Ölçeği gereği genel kullanım kararları ile başlıca bölge tiplerini belirleyen nazım imar planının, uygulama imar planıyla düzenlenmesi gereken imar adaları oluşturulmadan belirtilen nitelikteki yol kullanımını ihdas etmesinin planlama ilkeleri bakımından mümkün olmadığı, nitekim uyuşmazlığa konu "yol"un geçtiği bölgede nazım imar planında ada bazında bir düzenleme yapılmadığı nazır imar planı paftasının incelenmesinden görülmekte olduğu gözetildiğinde, bu kapsamda özellikle yapı adalarını ve bu bağlamda da farklı kullanım kararlarına konu alanları birbirinden ayıran ve bunlar arasındaki ulaşım ihtiyacının karşılanmasına yönelik yolların uygulama imar planı kararı ile getirilebileceğinde hiçbir duraksama bulunmamaktadır.

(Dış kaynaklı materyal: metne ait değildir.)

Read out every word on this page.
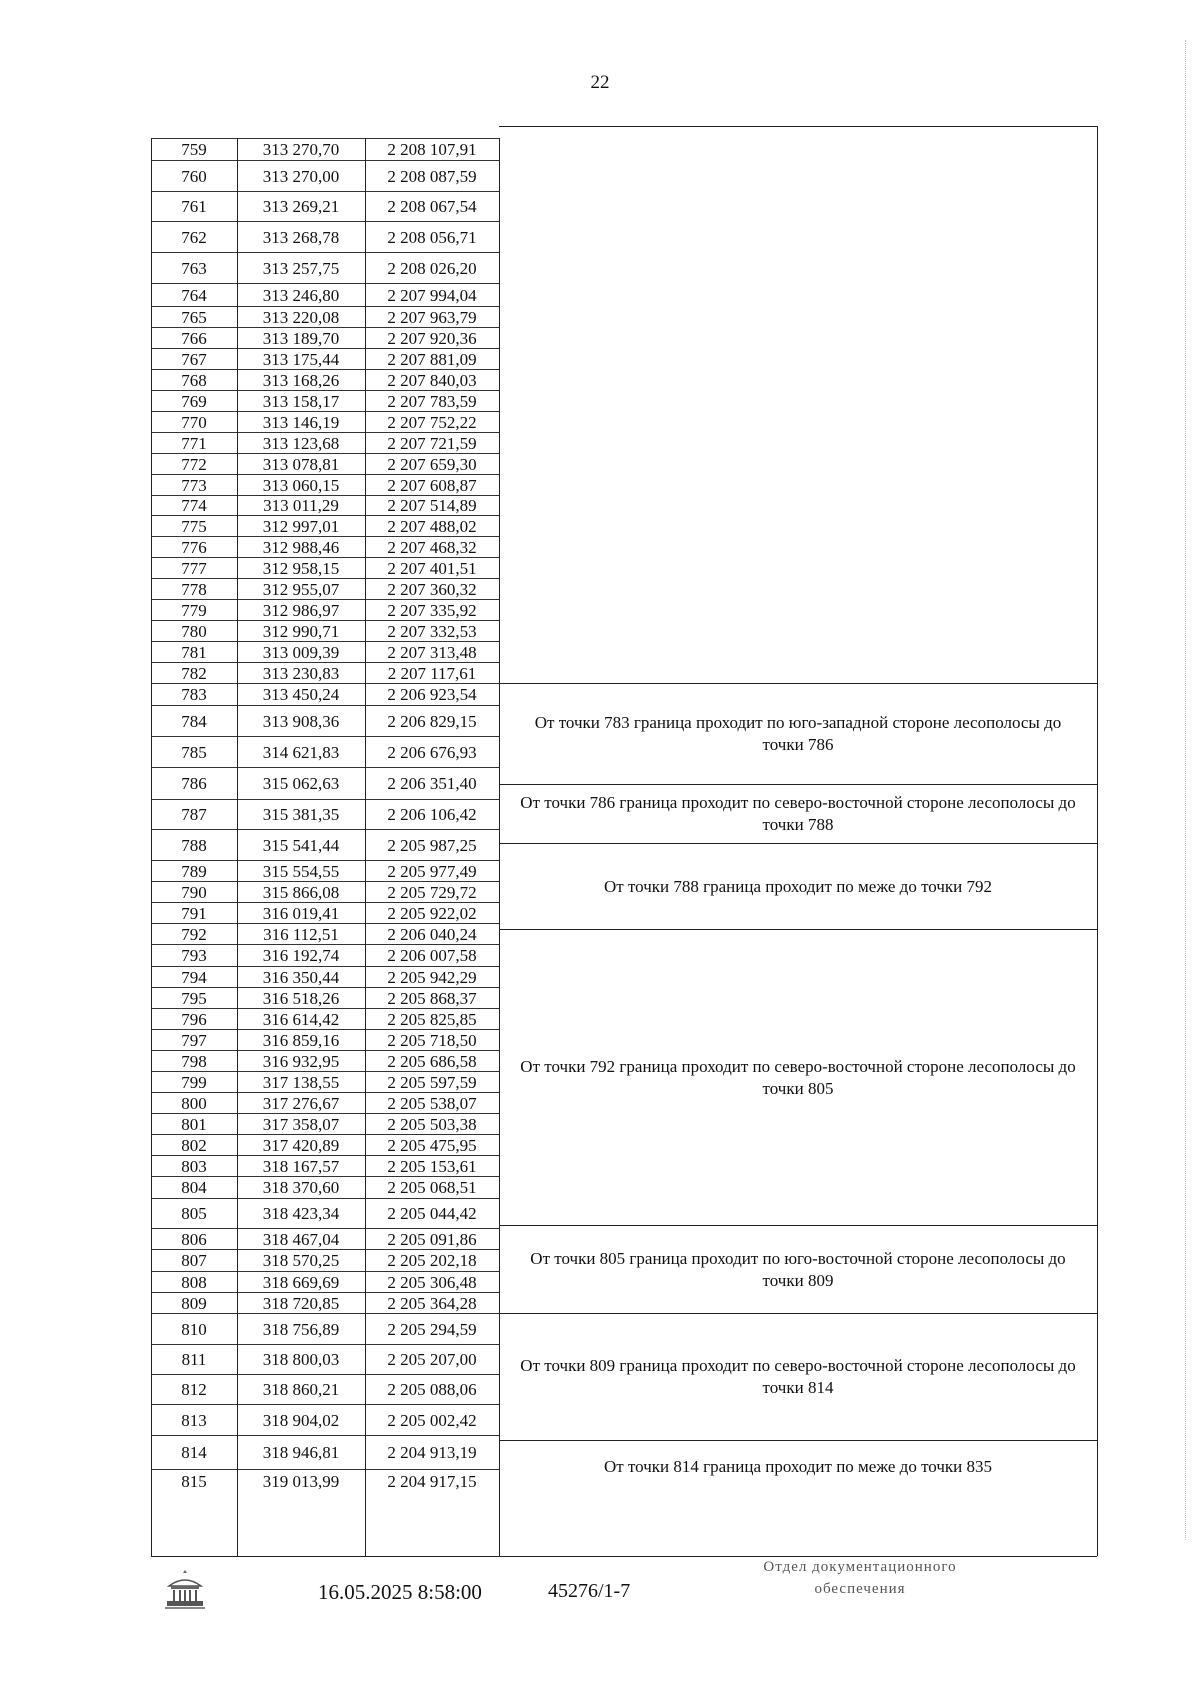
22
759	313 270,70	2 208 107,91
760	313 270,00	2 208 087,59
761	313 269,21	2 208 067,54
762	313 268,78	2 208 056,71
763	313 257,75	2 208 026,20
764	313 246,80	2 207 994,04
765	313 220,08	2 207 963,79
766	313 189,70	2 207 920,36
767	313 175,44	2 207 881,09
768	313 168,26	2 207 840,03
769	313 158,17	2 207 783,59
770	313 146,19	2 207 752,22
771	313 123,68	2 207 721,59
772	313 078,81	2 207 659,30
773	313 060,15	2 207 608,87
774	313 011,29	2 207 514,89
775	312 997,01	2 207 488,02
776	312 988,46	2 207 468,32
777	312 958,15	2 207 401,51
778	312 955,07	2 207 360,32
779	312 986,97	2 207 335,92
780	312 990,71	2 207 332,53
781	313 009,39	2 207 313,48
782	313 230,83	2 207 117,61
783	313 450,24	2 206 923,54
784	313 908,36	2 206 829,15
785	314 621,83	2 206 676,93
786	315 062,63	2 206 351,40
787	315 381,35	2 206 106,42
788	315 541,44	2 205 987,25
789	315 554,55	2 205 977,49
790	315 866,08	2 205 729,72
791	316 019,41	2 205 922,02
792	316 112,51	2 206 040,24
793	316 192,74	2 206 007,58
794	316 350,44	2 205 942,29
795	316 518,26	2 205 868,37
796	316 614,42	2 205 825,85
797	316 859,16	2 205 718,50
798	316 932,95	2 205 686,58
799	317 138,55	2 205 597,59
800	317 276,67	2 205 538,07
801	317 358,07	2 205 503,38
802	317 420,89	2 205 475,95
803	318 167,57	2 205 153,61
804	318 370,60	2 205 068,51
805	318 423,34	2 205 044,42
806	318 467,04	2 205 091,86
807	318 570,25	2 205 202,18
808	318 669,69	2 205 306,48
809	318 720,85	2 205 364,28
810	318 756,89	2 205 294,59
811	318 800,03	2 205 207,00
812	318 860,21	2 205 088,06
813	318 904,02	2 205 002,42
814	318 946,81	2 204 913,19
815	319 013,99	2 204 917,15
От точки 783 граница проходит по юго-западной стороне лесополосы до точки 786
От точки 786 граница проходит по северо-восточной стороне лесополосы до точки 788
От точки 788 граница проходит по меже до точки 792
От точки 792 граница проходит по северо-восточной стороне лесополосы до точки 805
От точки 805 граница проходит по юго-восточной стороне лесополосы до точки 809
От точки 809 граница проходит по северо-восточной стороне лесополосы до точки 814
От точки 814 граница проходит по меже до точки 835
16.05.2025 8:58:00	45276/1-7
Отдел документационного
обеспечения
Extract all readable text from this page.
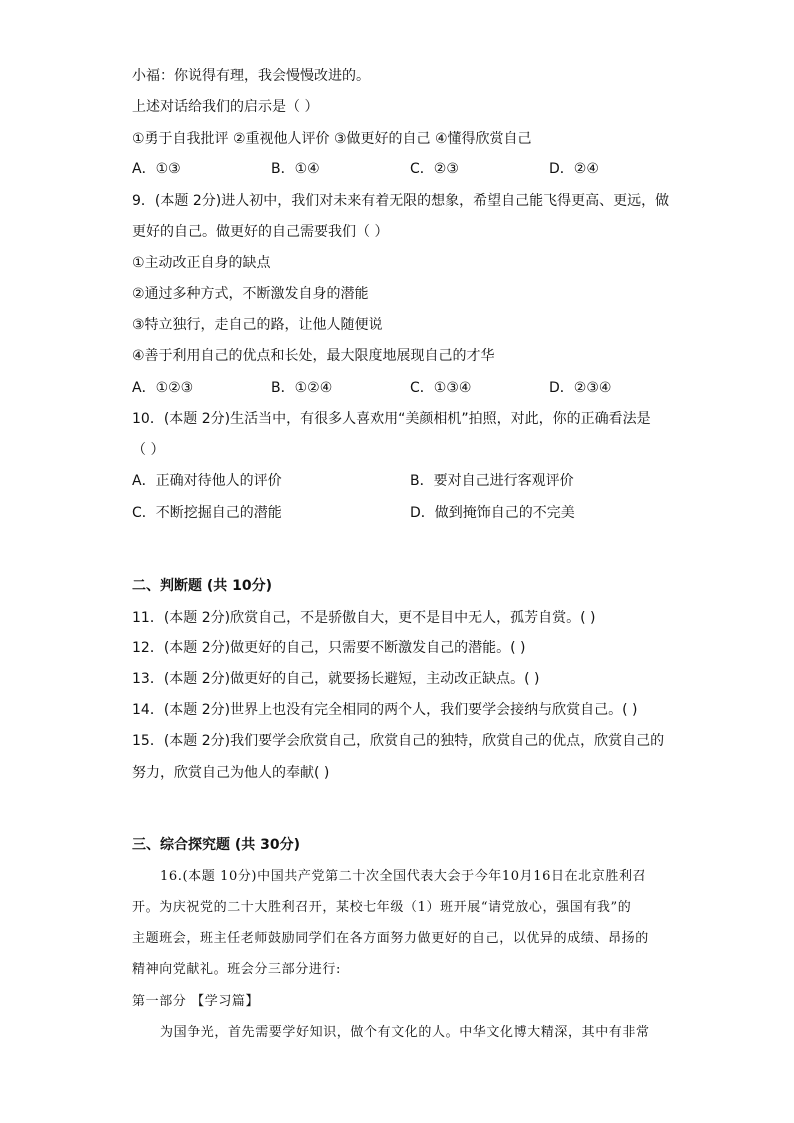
小福：你说得有理，我会慢慢改进的。
上述对话给我们的启示是（ ）
①勇于自我批评 ②重视他人评价 ③做更好的自己 ④懂得欣赏自己
A．①③	B．①④	C．②③	D．②④
9．(本题 2分)进人初中，我们对未来有着无限的想象，希望自己能飞得更高、更远，做
更好的自己。做更好的自己需要我们（ ）
①主动改正自身的缺点
②通过多种方式，不断激发自身的潜能
③特立独行，走自己的路，让他人随便说
④善于利用自己的优点和长处，最大限度地展现自己的才华
A．①②③	B．①②④	C．①③④	D．②③④
10．(本题 2分)生活当中，有很多人喜欢用“美颜相机”拍照，对此，你的正确看法是
（ ）
A．正确对待他人的评价	B．要对自己进行客观评价
C．不断挖掘自己的潜能	D．做到掩饰自己的不完美
二、判断题 (共 10分)
11．(本题 2分)欣赏自己，不是骄傲自大，更不是目中无人，孤芳自赏。( )
12．(本题 2分)做更好的自己，只需要不断激发自己的潜能。( )
13．(本题 2分)做更好的自己，就要扬长避短，主动改正缺点。( )
14．(本题 2分)世界上也没有完全相同的两个人，我们要学会接纳与欣赏自己。( )
15．(本题 2分)我们要学会欣赏自己，欣赏自己的独特，欣赏自己的优点，欣赏自己的
努力，欣赏自己为他人的奉献( )
三、综合探究题 (共 30分)
16.(本题 10分)中国共产党第二十次全国代表大会于今年10月16日在北京胜利召
开。为庆祝党的二十大胜利召开，某校七年级（1）班开展“请党放心，强国有我”的
主题班会，班主任老师鼓励同学们在各方面努力做更好的自己，以优异的成绩、昂扬的
精神向党献礼。班会分三部分进行:
第一部分 【学习篇】
为国争光，首先需要学好知识，做个有文化的人。中华文化博大精深，其中有非常
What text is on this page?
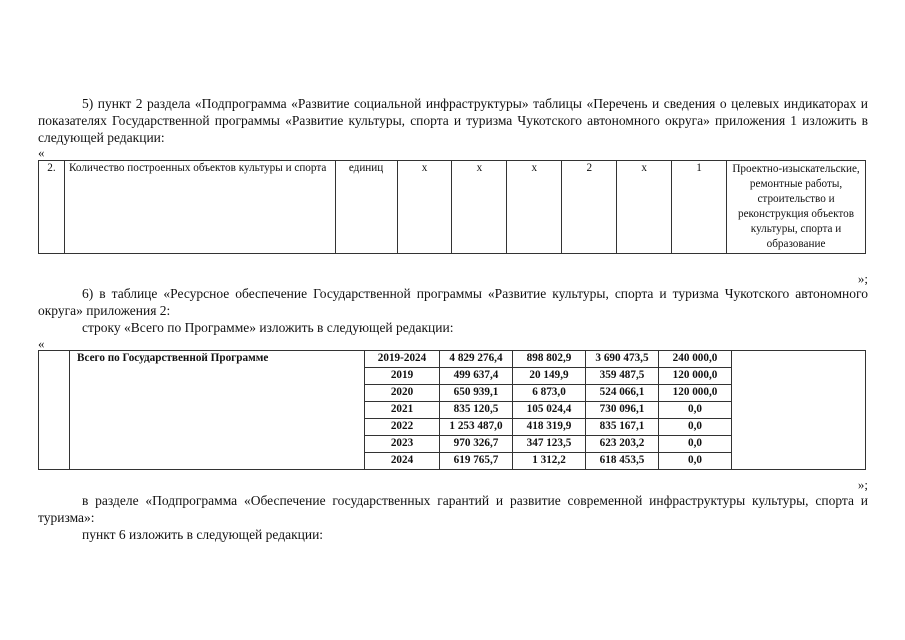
5) пункт 2 раздела «Подпрограмма «Развитие социальной инфраструктуры» таблицы «Перечень и сведения о целевых индикаторах и показателях Государственной программы «Развитие культуры, спорта и туризма Чукотского автономного округа» приложения 1 изложить в следующей редакции:

«
2.	Количество построенных объектов культуры и спорта	единиц	x	x	x	2	x	1	Проектно-изыскательские, ремонтные работы, строительство и реконструкция объектов культуры, спорта и образование
»;

6) в таблице «Ресурсное обеспечение Государственной программы «Развитие культуры, спорта и туризма Чукотского автономного округа» приложения 2:

строку «Всего по Программе» изложить в следующей редакции:

«
	Всего по Государственной Программе	2019-2024	4 829 276,4	898 802,9	3 690 473,5	240 000,0	
		2019	499 637,4	20 149,9	359 487,5	120 000,0	
		2020	650 939,1	6 873,0	524 066,1	120 000,0	
		2021	835 120,5	105 024,4	730 096,1	0,0	
		2022	1 253 487,0	418 319,9	835 167,1	0,0	
		2023	970 326,7	347 123,5	623 203,2	0,0	
		2024	619 765,7	1 312,2	618 453,5	0,0	
»;

в разделе «Подпрограмма «Обеспечение государственных гарантий и развитие современной инфраструктуры культуры, спорта и туризма»:

пункт 6 изложить в следующей редакции:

Uyuşmazlıkta, mahkemece yaptırılan keşif ve bilirkişi incelemesi üzerine düzenlenen raporun değerlendirilmesinden, dava konusu imar planlarının plan kademelenmesi ile ilgili esaslara uygun olarak üst ölçekli planlardaki gösterim ve plan kararlarının alt ölçekli planlarda uygulamaya esas teşkil edecek şekilde düzenlendiği, uyuşmazlık konusu yapılan ve parseli ikiye bölen 10 metre enkesitli yolların 20 metre enkesitli yoldan (... caddesinden) giriş aldığı, bu yolların alt bölgedeki işlev alanlarını besleyen ve yapıları tamamlayarak diğer yollara bağlantı sağlayıcı nitelikte olduğu, doğu-batı aksını birbirine bağladığı, güneyde yer alan konut ve ticaret kullanımları ile beraber ortaya çıkacak trafik yoğunluğunu önleme açısından uygun olduğu tespitlerine yer verildiği görülmüştür.
Bu kapsamda, uygulama imar planında düzenlenen 10 metre enkesitli yolların ana ulaşım sisteminin bir parçası olmadığı, ana aksları bağlantı sağlamak amacıyla planlandığı anlaşıldığından, bu yolların ulaşım sisteminde üstlendiği fonksiyon itibariyle dava konusu nazım imar planında gösterilmemesinin planlama esaslarına aykırı olmadığı, uyuşmazlık konusu taşınmazın bir kısmının üzerinden geçecek şekilde planlanan 10 metre enkesitli yolların nazım imar planında düzenlenmeden dava konusu 1/1000 ölçekli uygulama imar planında düzenlenmesinin ise tek başına plan hiyerarşisine aykırılık oluşturmadığı sonucuna ulaşılmıştır.
Bu durumda, yukarıda belirtilen gerekçeler göz önüne alındığında, davanın reddi yolunda İdare Mahkemesince verilen karara karşı yapılan istinaf başvurusunun reddi yolundaki temyize konu kararın onanması gerektiği oyuyla Dairemiz kararına katılmıyorum.